Peter Wootton, Primary School Governor and Director of a Multi-Academy Trust discusses the impact of summer camps for a child’s personal, spiritual and emotional development and shares how his experience of Colony Holidays summer camps (now The ATE Trust) has impacted his career in education.

“A little over 50 years ago, I was a grammar school sixth former anxious to avoid compulsory games on a cold and sleety winter afternoon. The opportunity to do this by attending a talk about a kind of summer camps called ‘Colony Holidays’ given by a guy called Chris Green was therefore welcome. I never expected that what I heard that afternoon would lead me to the principles that have guided me through a long career in secondary education and which still influence me today in retirement as a Primary School Governor and Director of a Multi-Academy trust.

On my training course to become a young leader I started to understand something of the pristine uniqueness of every child and the importance of nurturing and treasuring all that they are rather than all that they could do. Over the next fifteen years throughout roles as a young leader, assistant director and director, I had the opportunity to engage with children and encourage them to grow in creativity, curiosity and confidence by responding to their needs with my own creativity and curiosity in a way that was uniquely mine. It was a virtuous circle.

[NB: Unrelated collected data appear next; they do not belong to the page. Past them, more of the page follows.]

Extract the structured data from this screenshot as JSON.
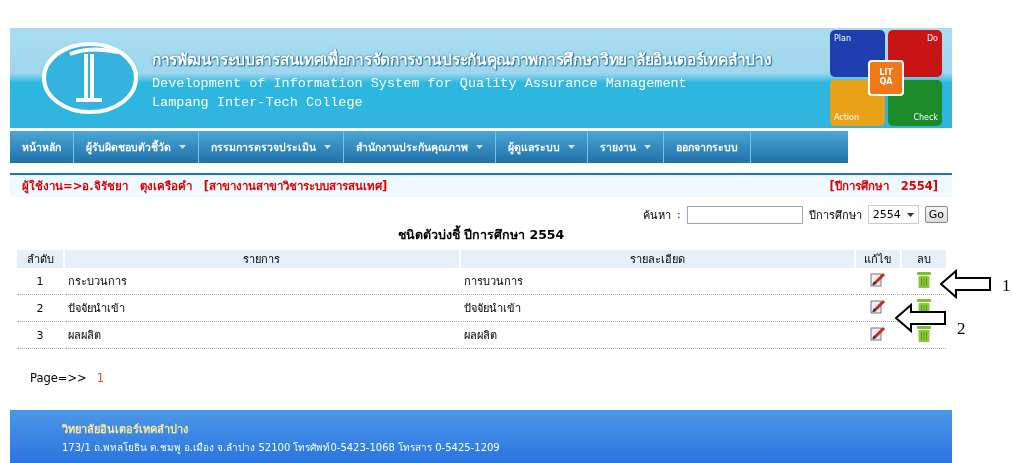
{
  "header": {
    "title_th": "การพัฒนาระบบสารสนเทศเพื่อการจัดการงานประกันคุณภาพการศึกษาวิทยาลัยอินเตอร์เทคลำปาง",
    "title_en": "Development of Information System for Quality Assurance Management",
    "subtitle": "Lampang Inter-Tech College",
    "logo": {
      "quadrants": [
        {
          "label": "Plan",
          "color": "#1f3fb0"
        },
        {
          "label": "Do",
          "color": "#c81414"
        },
        {
          "label": "Action",
          "color": "#e8a21a"
        },
        {
          "label": "Check",
          "color": "#1d8a2a"
        }
      ],
      "center_top": "LIT",
      "center_bottom": "QA"
    }
  },
  "nav": [
    {
      "label": "หน้าหลัก",
      "dropdown": false
    },
    {
      "label": "ผู้รับผิดชอบตัวชี้วัด",
      "dropdown": true
    },
    {
      "label": "กรรมการตรวจประเมิน",
      "dropdown": true
    },
    {
      "label": "สำนักงานประกันคุณภาพ",
      "dropdown": true
    },
    {
      "label": "ผู้ดูแลระบบ",
      "dropdown": true
    },
    {
      "label": "รายงาน",
      "dropdown": true
    },
    {
      "label": "ออกจากระบบ",
      "dropdown": false
    }
  ],
  "user_line": {
    "user": "ผู้ใช้งาน=>อ.จิรัชยา   ตุงเครือคำ   [สาขางานสาขาวิชาระบบสารสนเทศ]",
    "year": "[ปีการศึกษา   2554]"
  },
  "search": {
    "label": "ค้นหา",
    "separator": ":",
    "year_label": "ปีการศึกษา",
    "year_value": "2554",
    "button": "Go"
  },
  "table": {
    "title": "ชนิดตัวบ่งชี้ ปีการศึกษา 2554",
    "columns": [
      "ลำดับ",
      "รายการ",
      "รายละเอียด",
      "แก้ไข",
      "ลบ"
    ],
    "rows": [
      {
        "index": "1",
        "item": "กระบวนการ",
        "detail": "การบวนการ",
        "callout": {
          "label": "1",
          "kind": "delete"
        }
      },
      {
        "index": "2",
        "item": "ปัจจัยนำเข้า",
        "detail": "ปัจจัยนำเข้า",
        "callout": {
          "label": "2",
          "kind": "edit"
        }
      },
      {
        "index": "3",
        "item": "ผลผลิต",
        "detail": "ผลผลิต"
      }
    ]
  },
  "pager": {
    "label": "Page=>>",
    "pages": [
      {
        "label": "1",
        "selected": true
      }
    ]
  },
  "footer": {
    "name": "วิทยาลัยอินเตอร์เทคลำปาง",
    "address": "173/1 ถ.พหลโยธิน ต.ชมพู อ.เมือง จ.ลำปาง 52100 โทรศัพท์0-5423-1068 โทรสาร 0-5425-1209"
  }
}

Those summer camps gave children the opportunity to relax in the company of others and to relate to those from a different background; it enabled them to discover their physical environment, to be imaginative, to follow their own interests, to achieve, to be creative and to be a little bit mischievous. Within a physically and emotionally safe environment they were able to learn about themselves, to respect and value others, to find out about new things, people and places and to grow in self-confidence and self-esteem. These are the experiences and insights that children need in order to grow into liberal-humane adults able to play all the roles which life demands of them.

When I retired ten years ago I was adamant that education and me were through. It was not to be! I was lured into becoming a school governor, a role that has given me a ringside seat at the spectacle of the demise of LEAs and the rise of academies. This has been accompanied by the ever-onward march of assessment and the increasing tendency to see children through the prism of what they can do in response to a rigid curriculum rather than seeking to develop the broader spectrum of their unique potential.

The demands on primary school teachers today are phenomenal; every pupil has to be incessantly ‘tracked’, on this basis each child has to be provided with an individual curriculum, comprising minutely defined, and often very constraining,‘steps’ in learning. At the end of all this,‘progress data’ has to meet nationally stipulated standards. In this maelstrom of assessing, recording, target setting and striving to meet objectives, there are many wonderful teachers whose instincts are to value the children in their care for their uniqueness and potential of whatever ilk. I believe though that many work in an environment that is at worst hostile and at best indifferent to this approach; as a result these good and enlightened people are conflicted and hampered.

It is for this reason that I think that the Summer Camps Trust with its vision of well-run residential summer camps for lots of our children has arrived not a moment too soon. We need a counterbalance to what is happening in our schools that gives children opportunities for personal, spiritual and emotional development rather than being limited merely to mastering the measurable. In a safe and supportive environment and in the care of sympathetic and kind adults, they need to be allowed to follow their own interests, to explore the unfamiliar, to discover, to relate to new friends, to imagine what might be, to develop self-confidence and self-esteem and even sometimes to be a bit naughty!”